WASHINGTON — The issue of religious freedom and even persecuted Christians in the Middle East are held in low regard by employees at the U.S. State Department thanks to a culture of institutional bias that plagues the department, a former agency employee has said.
Andrew Doran, a former executive secretariat of the U.S. National Commission for the U.N. Educational, Scientific, and Cultural Organization at the State Department, participated in a panel discussion Wednesday night with other human rights lawyers at the National Press Club to discuss religious liberty and human rights in the Donald Trump administration.
Doran, who now serves as the vice president and senior policy advisor for the human rights advocacy organization In Defence of Christians, explained that he feels there is not much that the Trump administration can do to improve the depressing status of religious liberty worldwide.
"On the religious freedom front, we are getting our clock cleaned. This may be a brief interregnum here but I think religious freedom is not doing well worldwide," Doran said. "The United States is not leading in religious freedom. It's not doing well domestically. I don't know that any program at State [Department] is going to change this. I mean, this is something that is deeply rooted in the public culture, in academia."
Doran explained that for decades, the foreign policy establishment has viewed institutional Christianity as an "oppressor" class. Doran added that this establishment view has "extended to Middle East Christians, which we see all the time dealing with people in the foreign policy establishment who really hold Middle East Christians in very low regard."
"It is a perpetual challenge and it is deeply disconcerting," Doran said, adding that IDC and other groups' efforts to get the U.S. government and Congress to recognize that the Islamic State is perpetrating genocide against Yazidis and Christians in northern Iraq last year was a "much heavier lift than it probably ought to have been."
"I think [this] is another example of a sort-of institutional bias perhaps against Christians," Doran said. "At its most benign and its most innocuous, viewed most favorably to the foreign policy establishment, I think you could say that is an inclination not to appear to be biasd in favor of Christians. But I am skeptical of that for a variety of reasons."
One of the reasons Doran suggested is that "the foreign policy machinery" is being run by people who most likely don't share the values of the average Christian or citizens concerned with religious liberty at home and across the globe.
"Here again, we are back to the problem of the governing and the governed being on different paths, but there is very often a very open hostility to Christianity, to traditional values and even to religious freedom," Doran asserted. "I'm thinking now to conversations I have had at the State Department where people in the International Religious Freedom Office were referred to as, 'Oh, those whack jobs,' which is somewhat astounding for public servants."
The State Department's Office of International Religious Freedom was created by Congress when it passed the International Religious Freedom Act of 1998.
Emilie Kao, who worked in the Office of International Religious Freedom from 2005 until 2012 and served as the leader of the office's East Asia Pacific team, agreed in an interview with The Christian Post after the panel discussion that "there is not a high degree of regard for international religious freedom" at the State Department.

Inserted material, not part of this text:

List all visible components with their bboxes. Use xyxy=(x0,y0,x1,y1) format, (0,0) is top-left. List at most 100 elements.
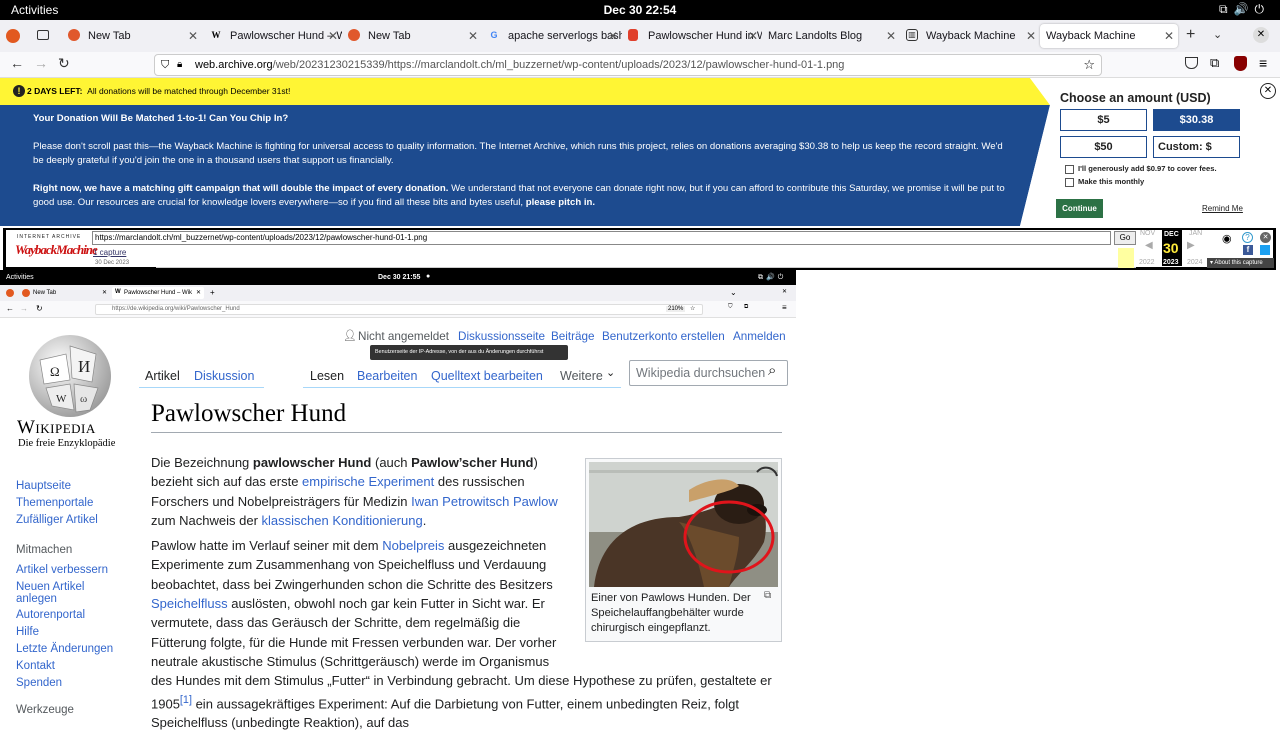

"When you go back and look at the way the office was created, it was not an indigenous creation of the State Department. It was created by congressional act, the International Religious Freedom Act of 1998," she said. "So, it has always been viewed as an external creation. I think it has had a hard time — the issue and the office — really gaining trust of other bureaus in the building."
Doran told CP that he doesn't believe the attitude toward the office is because it's congressionally mandated.
"You have many offices that are congressionally mandated that are more consistent with the values of most of the people who work at the State Department," he said.
Doran added that there is not much Trump can do to change the culture in the State Department.
"The number of political appointees is so few that they can't really change the culture of something like the State Department, which is one of the oldest federal agencies that we have," he said. "Even cutting 30 percent of its budget, it's going to do nothing to really change that, nor will fulfilling appointed positions. It will do nothing to change the institutional culture there, really. This is a much deeper cultural problem that goes to kind of a crisis of our public culture in the West."
Kao stressed the importance of Trump not delaying when it comes to nominating someone to be the ambassador at-large for international religious freedom, a position that was left vacant for the first 845 days of Barack Obama's presidency.
She also called for the quick appointments of the White House advisor for international religious freedom, special envoy to the Organization of Islamic Cooperation and assistant secretary of state for democracy, human rights, and labor.
"One of the things that the administration is going to do is put together a national security strategy. That is the blueprint for the entire government to promote U.S. interests abroad. So, the earlier that you can get somebody into those positions and get them at the table in crafting a national security strategy, the more you have that valuable input and reflects an understanding of the religious dynamics on the ground," Kao said. "It is critical that they do this in a timely manner because if they appoint these people much later on, that foundation for the entire government will already be set in that strategy.